Karşılaştırmalı Örnekler:
* The tea is too hot to drink. (Çay içilemeyecek kadar çok sıcak – Olumsuz aşırılık)
* The tea is not hot enough. (Çay yeterince sıcak değil – Yetersizlik)
* The tea is hot enough to drink now. (Çay şimdi içilebilecek kadar yeterince sıcak – Yeterlilik)
* He has too much work to do. (Yapacak çok fazla işi var – Aşırı yük)
* He doesn’t have enough time to finish the work. (İşi bitirmek için yeterince zamanı yok – Yetersizlik)
* He has enough time to relax. (Rahatlamak için yeterince zamanı var – Yeterlilik)
‘Too’ ve ‘enough’ yapılarını doğru kullanmak, İngilizce ifadenizi zenginleştirir ve daha net iletişim kurmanızı sağlar. Bu yapılar, sadece temel İngilizce gramer konuları arasında yer almakla kalmaz, aynı zamanda günlük konuşma dilinde ve yazılı metinlerde de sıkça karşınıza çıkar. Bol bol pratik yaparak ve örnek cümleleri inceleyerek bu yapıların kullanımına kolayca alışabilirsiniz.
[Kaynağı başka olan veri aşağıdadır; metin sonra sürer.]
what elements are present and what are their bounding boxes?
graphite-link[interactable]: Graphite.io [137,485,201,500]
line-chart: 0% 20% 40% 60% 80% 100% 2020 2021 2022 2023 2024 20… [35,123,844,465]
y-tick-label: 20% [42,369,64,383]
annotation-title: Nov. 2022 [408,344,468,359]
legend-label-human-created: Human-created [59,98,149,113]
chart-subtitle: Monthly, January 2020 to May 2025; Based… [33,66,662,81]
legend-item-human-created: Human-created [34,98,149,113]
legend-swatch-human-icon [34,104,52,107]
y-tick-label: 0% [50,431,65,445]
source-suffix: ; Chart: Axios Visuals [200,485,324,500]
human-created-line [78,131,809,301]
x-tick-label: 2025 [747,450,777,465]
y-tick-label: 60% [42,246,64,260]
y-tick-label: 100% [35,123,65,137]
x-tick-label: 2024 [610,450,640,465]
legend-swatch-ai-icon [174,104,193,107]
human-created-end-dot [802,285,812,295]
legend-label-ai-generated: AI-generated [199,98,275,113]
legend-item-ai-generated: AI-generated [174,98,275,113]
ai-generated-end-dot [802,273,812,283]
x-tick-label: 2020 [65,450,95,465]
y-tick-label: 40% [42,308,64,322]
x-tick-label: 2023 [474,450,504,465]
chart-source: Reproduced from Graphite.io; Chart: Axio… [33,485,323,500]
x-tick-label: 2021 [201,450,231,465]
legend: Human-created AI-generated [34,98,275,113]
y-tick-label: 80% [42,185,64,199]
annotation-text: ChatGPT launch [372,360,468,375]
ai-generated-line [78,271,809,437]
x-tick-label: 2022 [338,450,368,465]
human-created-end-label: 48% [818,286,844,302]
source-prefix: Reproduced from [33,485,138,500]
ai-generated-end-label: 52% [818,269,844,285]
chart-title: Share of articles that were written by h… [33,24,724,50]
Gerçekten de İngilizce öğrenirken ‘too’ ve ‘enough’ kullanımı bazen zorlayıcı olabiliyor. Nerede hangisini kullanacağımı ben de sık sık karıştırıyordum açıkçası. Bu yazı sayesinde aradaki farklar ve kullanım yerleri çok daha netleşti kafamda. Özellikle sıfat ve zarflarla kullanımındaki yer değişikliği (too + sıfat, sıfat + enough gibi) ve ‘too much/many’ ayrımı güzel açıklanmış. Örnek cümlelerin de konuyu anlamada büyük faydası oldu. Artık cümle kurarken bu detaylara daha çok dikkat edeceğim. Emeğinize sağlık, çok faydalı bir içerik olmuş.